Memoryscapes – Blurry Lines III is the third and final installment of a series of increasingly abstracted landscapes—but at first glance, these paintings don’t look like landscapes at all. Rather than displaying the appearance of a classically rendered landscape, each work captures precisely how artist Steve Alderton felt at a particular place and time.
Memories are not static aspects of the mind; in contrast, they are dynamic echoes of the past that grow and change with their owner. Likewise, Alderton’s Memoryscapes changes dramatically over the course of the three installments, dropping image details until only the core essence of the artist’s emotional memory remains. Blurry Lines I consists of Expressionist paintings of nature. Broad and visible brush strokes mold pastel blue, purple, and green acrylic paint into foggy, roughly outlined portrayals of trees, ponds, and skylines. The paintings in Blurry Lines II are still clearly landscapes, but more simplistic than the first series. The landscapes in this series are constructed of bold blocks of solid or slightly mottled color, and outlines are no longer present.
In the third installment of Blurry Lines, all visual realism has faded away, leaving emotion to shine in its full authenticity. The blocks of color that previously formed landscapes now stand abstractly on their own, allowing basic color and form to convey the emotion of memory. Alderton explained that as he paints, he recalls growing up in the midwest: a land full of farms that appear as patchwork colors when viewed from airplanes above. Even so, the paintings lack the clear-cut edges of farmland. The rough, blurred edges of the color blocks contrast structure with messiness—mirroring the disorder that exists within the regulated city of Washington, D.C. Alderton has lived and worked in a studio on Capitol Hill for over 20 years, and surmises that the city’s ordered chaos has impacted his artwork in this way.
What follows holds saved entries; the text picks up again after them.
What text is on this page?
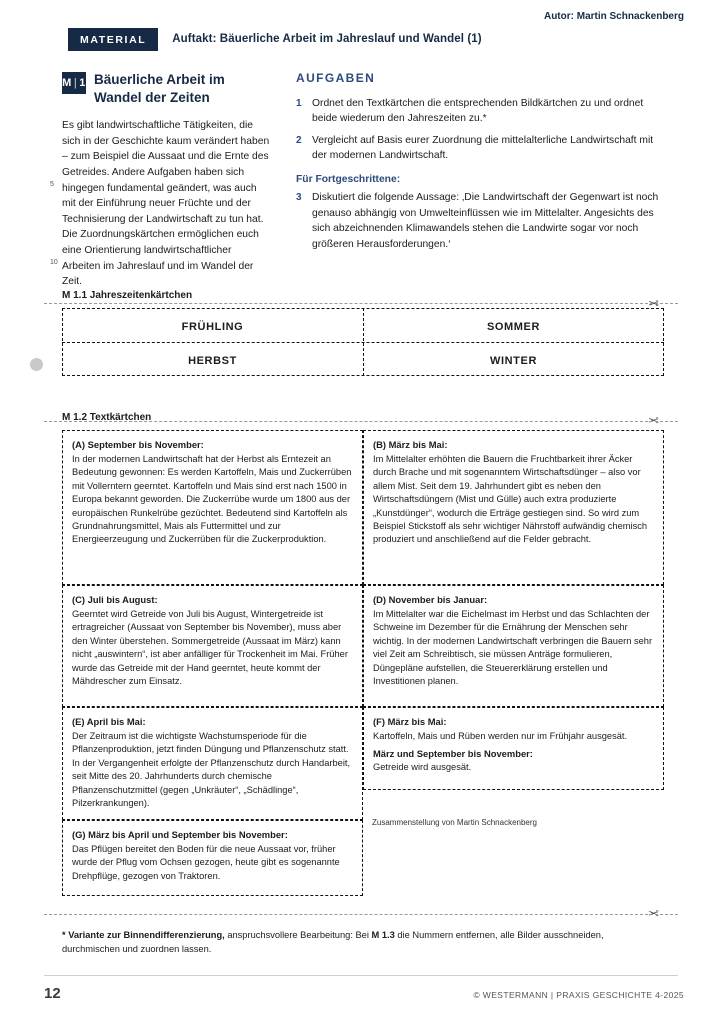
MATERIAL	Auftakt: Bäuerliche Arbeit im Jahreslauf und Wandel (1)
Autor: Martin Schnackenberg
M | 1 Bäuerliche Arbeit im Wandel der Zeiten
5
10
Es gibt landwirtschaftliche Tätigkeiten, die sich in der Geschichte kaum verändert haben – zum Beispiel die Aussaat und die Ernte des Getreides. Andere Aufgaben haben sich hingegen fundamental geändert, was auch mit der Einführung neuer Früchte und der Technisierung der Landwirtschaft zu tun hat. Die Zuordnungskärtchen ermöglichen euch eine Orientierung landwirtschaftlicher Arbeiten im Jahreslauf und im Wandel der Zeit.
AUFGABEN
1	Ordnet den Textkärtchen die entsprechenden Bildkärtchen zu und ordnet beide wiederum den Jahreszeiten zu.*
2	Vergleicht auf Basis eurer Zuordnung die mittelalterliche Landwirtschaft mit der modernen Landwirtschaft.
Für Fortgeschrittene:
3	Diskutiert die folgende Aussage: ‚Die Landwirtschaft der Gegenwart ist noch genauso abhängig von Umwelteinflüssen wie im Mittelalter. Angesichts des sich abzeichnenden Klimawandels stehen die Landwirte sogar vor noch größeren Herausforderungen.‘
M 1.1 Jahreszeitenkärtchen
✂
FRÜHLING	SOMMER
HERBST	WINTER
M 1.2 Textkärtchen	✂
(A) September bis November:

In der modernen Landwirtschaft hat der Herbst als Erntezeit an Bedeutung gewonnen: Es werden Kartoffeln, Mais und Zuckerrüben mit Vollerntern geerntet. Kartoffeln und Mais sind erst nach 1500 in Europa bekannt geworden. Die Zuckerrübe wurde um 1800 aus der europäischen Runkelrübe gezüchtet. Bedeutend sind Kartoffeln als Grundnahrungsmittel, Mais als Futtermittel und zur Energieerzeugung und Zuckerrüben für die Zuckerproduktion.

(B) März bis Mai:

Im Mittelalter erhöhten die Bauern die Fruchtbarkeit ihrer Äcker durch Brache und mit sogenanntem Wirtschaftsdünger – also vor allem Mist. Seit dem 19. Jahrhundert gibt es neben den Wirtschaftsdüngern (Mist und Gülle) auch extra produzierte „Kunstdünger“, wodurch die Erträge gestiegen sind. So wird zum Beispiel Stickstoff als sehr wichtiger Nährstoff aufwändig chemisch produziert und anschließend auf die Felder gebracht.

(C) Juli bis August:

Geerntet wird Getreide von Juli bis August, Wintergetreide ist ertragreicher (Aussaat von September bis November), muss aber den Winter überstehen. Sommergetreide (Aussaat im März) kann nicht „auswintern“, ist aber anfälliger für Trockenheit im Mai. Früher wurde das Getreide mit der Hand geerntet, heute kommt der Mähdrescher zum Einsatz.

(D) November bis Januar:

Im Mittelalter war die Eichelmast im Herbst und das Schlachten der Schweine im Dezember für die Ernährung der Menschen sehr wichtig. In der modernen Landwirtschaft verbringen die Bauern sehr viel Zeit am Schreibtisch, sie müssen Anträge formulieren, Düngepläne aufstellen, die Steuererklärung erstellen und Investitionen planen.

(E) April bis Mai:

Der Zeitraum ist die wichtigste Wachstumsperiode für die Pflanzenproduktion, jetzt finden Düngung und Pflanzenschutz statt. In der Vergangenheit erfolgte der Pflanzenschutz durch Handarbeit, seit Mitte des 20. Jahrhunderts durch chemische Pflanzenschutzmittel (gegen „Unkräuter“, „Schädlinge“, Pilzerkrankungen).

(F) März bis Mai:

Kartoffeln, Mais und Rüben werden nur im Frühjahr ausgesät.

März und September bis November:

Getreide wird ausgesät.

(G) März bis April und September bis November:

Das Pflügen bereitet den Boden für die neue Aussaat vor, früher wurde der Pflug vom Ochsen gezogen, heute gibt es sogenannte Drehpflüge, gezogen von Traktoren.

Zusammenstellung von Martin Schnackenberg
✂
* Variante zur Binnendifferenzierung, anspruchsvollere Bearbeitung: Bei M 1.3 die Nummern entfernen, alle Bilder ausschneiden, durchmischen und zuordnen lassen.
12	© WESTERMANN | PRAXIS GESCHICHTE 4-2025
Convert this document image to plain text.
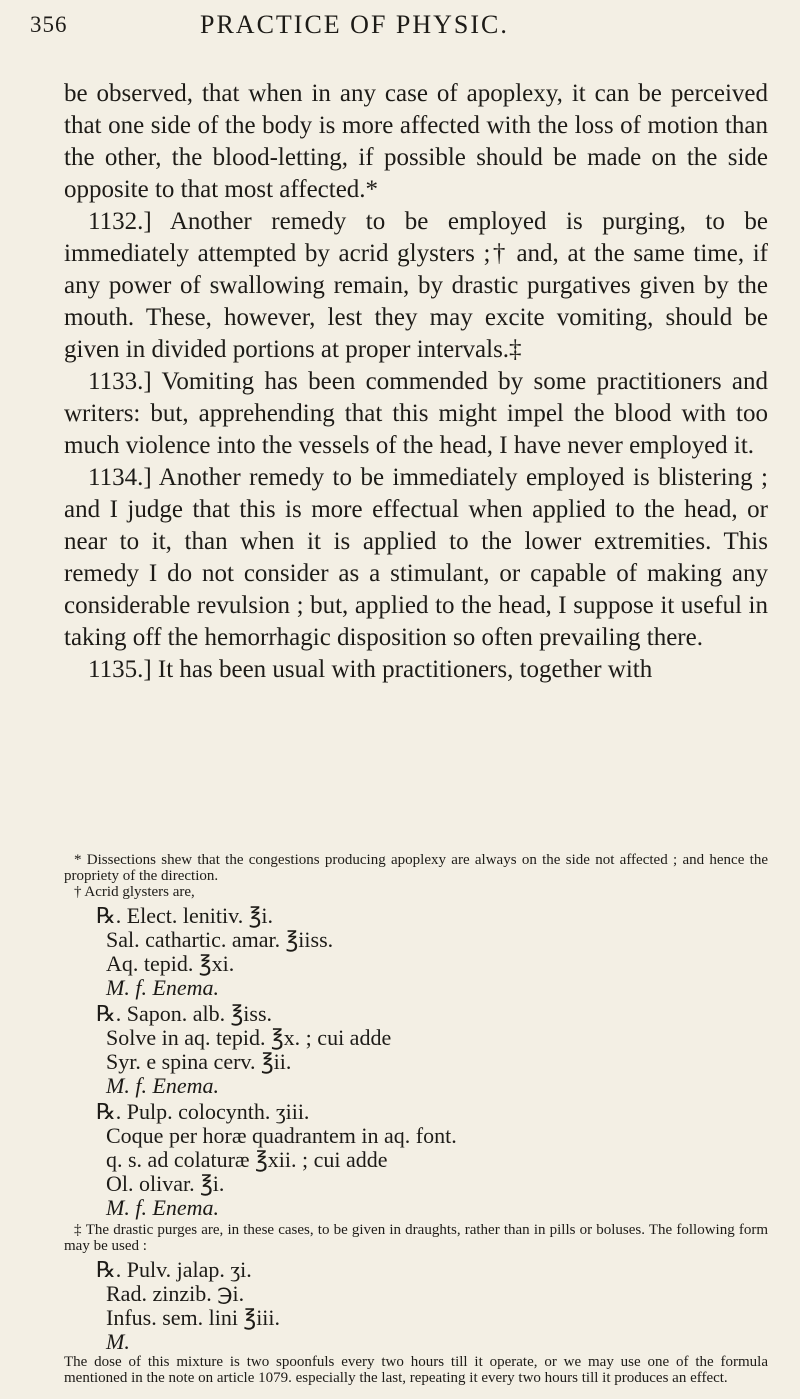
356	PRACTICE OF PHYSIC.

be observed, that when in any case of apoplexy, it can be perceived that one side of the body is more affected with the loss of motion than the other, the blood-letting, if possible should be made on the side opposite to that most affected.*

1132.] Another remedy to be employed is purging, to be immediately attempted by acrid glysters ;† and, at the same time, if any power of swallowing remain, by drastic purgatives given by the mouth. These, however, lest they may excite vomiting, should be given in divided portions at proper intervals.‡

1133.] Vomiting has been commended by some practitioners and writers: but, apprehending that this might impel the blood with too much violence into the vessels of the head, I have never employed it.

1134.] Another remedy to be immediately employed is blistering ; and I judge that this is more effectual when applied to the head, or near to it, than when it is applied to the lower extremities. This remedy I do not consider as a stimulant, or capable of making any considerable revulsion ; but, applied to the head, I suppose it useful in taking off the hemorrhagic disposition so often prevailing there.

1135.] It has been usual with practitioners, together with

* Dissections shew that the congestions producing apoplexy are always on the side not affected ; and hence the propriety of the direction.

† Acrid glysters are,

℞. Elect. lenitiv. ℥i.
Sal. cathartic. amar. ℥iiss.
Aq. tepid. ℥xi.
M. f. Enema.
℞. Sapon. alb. ℥iss.
Solve in aq. tepid. ℥x. ; cui adde
Syr. e spina cerv. ℥ii.
M. f. Enema.
℞. Pulp. colocynth. ʒiii.
Coque per horæ quadrantem in aq. font.
q. s. ad colaturæ ℥xii. ; cui adde
Ol. olivar. ℥i.
M. f. Enema.

‡ The drastic purges are, in these cases, to be given in draughts, rather than in pills or boluses. The following form may be used :

℞. Pulv. jalap. ʒi.
Rad. zinzib. ℈i.
Infus. sem. lini ℥iii.
M.

The dose of this mixture is two spoonfuls every two hours till it operate, or we may use one of the formula mentioned in the note on article 1079. especially the last, repeating it every two hours till it produces an effect.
Alderton has worked with a paintbrush for the majority of his two decade long career as an artist, but he challenged himself to paint with sponge rollers to create the textured blocks of Blurry Lines III. The rollers came in different sizes and textures, such that each applied paint in unique and often unexpected ways. “For an artist, it’s all about the surprise,” Alderton said. Once, the deep holes of a sponge roller created a variation of light and dark paint within a block of color—a beautiful, spontaneous effect that Alderton could not purposefully recreate.
Each painting is not merely a unique season, but a specific day and time. To portray a February afternoon, Alderton painted blocks of purple, white, and black, like a hazy winter sky over snow and shining asphalt. The image is blurred, but the emotion is precise. “I’ve never met a purple I didn’t like,” Alderton said with a smile.
Once Alderton begins to lay paint on canvas, the practice becomes an emotional release: a mix of memories and the present moment. For this reason, an after-the-fact decision to change a single aspect of the painting requires Alderton to completely cover the old painting with a new one, for the time and emotion have since changed. Alderton pointed to the beauty of this process with the Italian word pentimento, which means the painting below a painting. Layer upon layer of paint coat the surface of each panel, forming a thick accumulation of texture over canvases that Alderon may have built nearly 20 years ago, long before the paintings were inspired. In this way, each painting of memory is laden with memories of its own from the history that each canvas has experienced. Older versions of each piece are visible at the edges of the canvas and between color blocks, building depth and demonstrating how old memories permeate daily life.
Blurry Lines III invites audiences to develop their own interpretations of each piece, embarking on a personal emotional journey. “I’ve forged my own language,” said Alderton in explaining how the paintings speak for themselves. None of the paintings have titles, enabling viewers to contemplate meaning independent from exterior direction. “When I’m working on a painting, it’s mine,” said Alderton. “When I’m done with it, it’s yours.”
For Alderton, the presentation of a series is as much an artform as the act of painting. The order of the paintings de-
termines how audiences perceive the underlying story, one that Alderton may not discover himself until he sets out to select an order. In the Touchstone Gallery, Blurry Lines III grows steadily darker as the paintings progress, opening with a bright portrayal of spring, and transitioning to darker representations of rainy summer days. The final painting, however, is an ode to summer, a collection of bright blue and purple hues. With this organization, Alderton realized that the series might have a spiritual symbolism for life, death, and rebirth, or for enduring hope after darker times.
As a whole, the Memoryscapes – Blurry Lines collection is a mirror of life, from the experience of vivid landscapes to the emotional footprints of lifelong memories. Alderton has lived on Capitol Hill since the 1980s, but he continues to carry fond memories of his hometown in Wisconsin. Likewise, his work reflects memories in the way that Alderton felt them in the moment of painting: a unification of past and present experience. During the painting process, he enters a sort of “trance,” as Alderton called it, or complete immersion into the artistic process. The abstract paintings capture the very essence of memory and emotion, and in this way, they are even more realistic than photographs.